Auf dem Weg zum Mittagstisch kamen Helbig drei Frauen mit Kopftuch entgegen und eine mit Schador, Angehörige von Bewohnern anscheinend, die jetzt zur Mittagszeit nach Hause gingen. Auf dem gleichen Weg wurde Helbig von zwei jungen Frauen überholt, die im Vergleich dazu beinahe nackt wirkten. Zwar war Deutschland noch weit von Zuständen entfernt, wie Michel Houellebecq sie in seinem Roman ‚Unterwerfung‘ beschrieben hatte, doch wurde der Islam durch sich bedeckende Frauen rein optisch immer präsenter. Die höhere Reproduktionsquote der Muslime in Deutschland zeigte Wirkung, und viele trugen Kopftuch oder Schador. Waren das alles konservativ Gläubige, möglicherweise sogar unter dem Eindruck des Zusammenschlusses von Taliban und IS im letzten Jahr? An den vielen heißen Tagen während der Trockenzeit sah man immer häufiger ein skurriles Nebeneinander von sich bedeckenden Frauen in langen, wehenden Gewändern und solchen in Hot Pants mit halb frei liegenden Pobacken und bauchfreien Tops.

Beim Mittagessen mit Isabelle und Hedwig war Helbig ziemlich schweigsam, nachdem er wenig überzeugend seine Komplimente vorgebracht hatte. Was den beiden natürlich prompt auffiel.

Aha, unser großer Autor brütet wieder etwas aus.

Ausbrüten stimmte, Ironie war er von den beiden ja gewohnt.
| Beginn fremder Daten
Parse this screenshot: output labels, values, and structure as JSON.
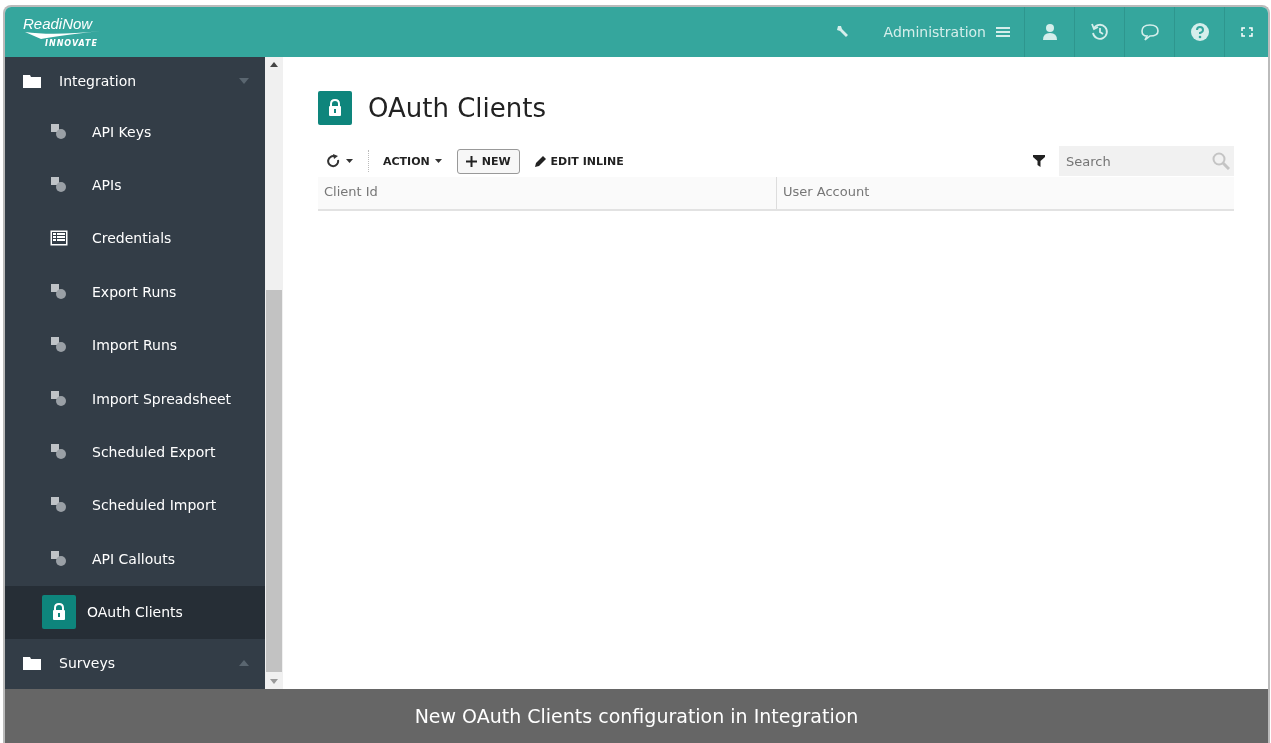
{
  "header": {
    "logo": {
      "name": "ReadiNow",
      "tagline": "INNOVATE"
    },
    "menu_label": "Administration"
  },
  "sidebar": {
    "groups": [
      {
        "label": "Integration",
        "expanded": true,
        "children": [
          {
            "label": "API Keys",
            "kind": "object",
            "selected": false
          },
          {
            "label": "APIs",
            "kind": "object",
            "selected": false
          },
          {
            "label": "Credentials",
            "kind": "table",
            "selected": false
          },
          {
            "label": "Export Runs",
            "kind": "object",
            "selected": false
          },
          {
            "label": "Import Runs",
            "kind": "object",
            "selected": false
          },
          {
            "label": "Import Spreadsheet",
            "kind": "object",
            "selected": false
          },
          {
            "label": "Scheduled Export",
            "kind": "object",
            "selected": false
          },
          {
            "label": "Scheduled Import",
            "kind": "object",
            "selected": false
          },
          {
            "label": "API Callouts",
            "kind": "object",
            "selected": false
          },
          {
            "label": "OAuth Clients",
            "kind": "lock",
            "selected": true
          }
        ]
      },
      {
        "label": "Surveys",
        "expanded": false
      }
    ]
  },
  "page": {
    "title": "OAuth Clients",
    "toolbar": {
      "action": "ACTION",
      "new": "NEW",
      "edit": "EDIT INLINE"
    },
    "search": {
      "placeholder": "Search"
    },
    "table": {
      "columns": [
        "Client Id",
        "User Account"
      ]
    }
  },
  "caption": "New OAuth Clients configuration in Integration"
}
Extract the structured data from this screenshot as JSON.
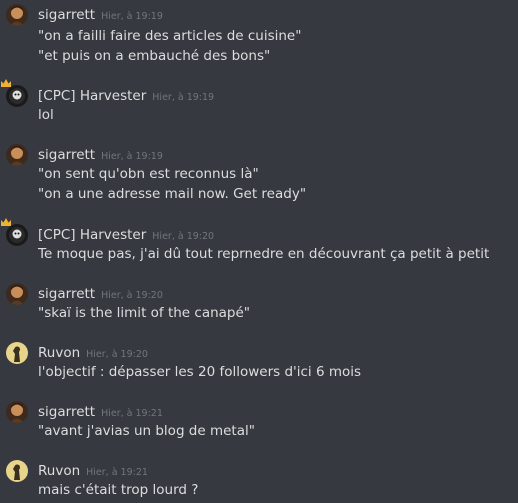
{
  "messages": [
    {
      "author": "sigarrett",
      "timestamp": "Hier, à 19:19",
      "avatar": "sigarrett-avatar",
      "lines": [
        "\"on a failli faire des articles de cuisine\"",
        "\"et puis on a embauché des bons\""
      ]
    },
    {
      "author": "[CPC] Harvester",
      "timestamp": "Hier, à 19:19",
      "avatar": "harvester-avatar",
      "lines": [
        "lol"
      ]
    },
    {
      "author": "sigarrett",
      "timestamp": "Hier, à 19:19",
      "avatar": "sigarrett-avatar",
      "lines": [
        "\"on sent qu'obn est reconnus là\"",
        "\"on a une adresse mail now. Get ready\""
      ]
    },
    {
      "author": "[CPC] Harvester",
      "timestamp": "Hier, à 19:20",
      "avatar": "harvester-avatar",
      "lines": [
        "Te moque pas, j'ai dû tout reprnedre en découvrant ça petit à petit"
      ]
    },
    {
      "author": "sigarrett",
      "timestamp": "Hier, à 19:20",
      "avatar": "sigarrett-avatar",
      "lines": [
        "\"skaï is the limit of the canapé\""
      ]
    },
    {
      "author": "Ruvon",
      "timestamp": "Hier, à 19:20",
      "avatar": "ruvon-avatar",
      "lines": [
        "l'objectif : dépasser les 20 followers d'ici 6 mois"
      ]
    },
    {
      "author": "sigarrett",
      "timestamp": "Hier, à 19:21",
      "avatar": "sigarrett-avatar",
      "lines": [
        "\"avant j'avias un blog de metal\""
      ]
    },
    {
      "author": "Ruvon",
      "timestamp": "Hier, à 19:21",
      "avatar": "ruvon-avatar",
      "lines": [
        "mais c'était trop lourd ?"
      ]
    }
  ],
  "colors": {
    "background": "#36393f",
    "text": "#dcddde",
    "timestamp": "#72767d",
    "crown": "#f0b232"
  }
}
Am Nachmittag schrieb er das nächste Kapitel.

Blöße und Nacktheit

Nicht nur in überwiegend muslimischen Ländern, auch hierzulande ist zu beobachten, dass sich immer mehr Frauen in der Öffentlichkeit bedecken. Dieser Vorschrift des Korans kommen die meisten Frauen mit einem Kopftuch nach, gelegentlich auch mit einem zusätzlichen langen Gewand, das bis zum Boden fällt und die Körperrundungen verhüllt, dem Schador. Nikab und besonders Burka bleiben in Europa seltene Kuriositäten.
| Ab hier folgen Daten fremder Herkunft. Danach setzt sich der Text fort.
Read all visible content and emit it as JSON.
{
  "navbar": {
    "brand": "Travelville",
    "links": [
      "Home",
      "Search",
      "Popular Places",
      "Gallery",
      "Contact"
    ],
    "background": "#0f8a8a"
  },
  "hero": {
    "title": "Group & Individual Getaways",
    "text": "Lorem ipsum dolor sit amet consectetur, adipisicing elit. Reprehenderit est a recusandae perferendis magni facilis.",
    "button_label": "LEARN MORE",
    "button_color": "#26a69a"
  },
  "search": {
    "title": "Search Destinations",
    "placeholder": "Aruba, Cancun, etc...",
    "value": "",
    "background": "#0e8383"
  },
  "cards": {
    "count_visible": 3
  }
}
Die Motive von Frauen, sich zu bedecken, sind vielschichtig und gehen über das Gebot des Korans hinaus. So wollen insbesondere junge Mädchen ihre Gruppenzugehörigkeit demonstrieren, andere wollen provozieren, und möglicherweise liegt in diesem Verhalten auch ein gewisses Maß an weiblicher Berechnung.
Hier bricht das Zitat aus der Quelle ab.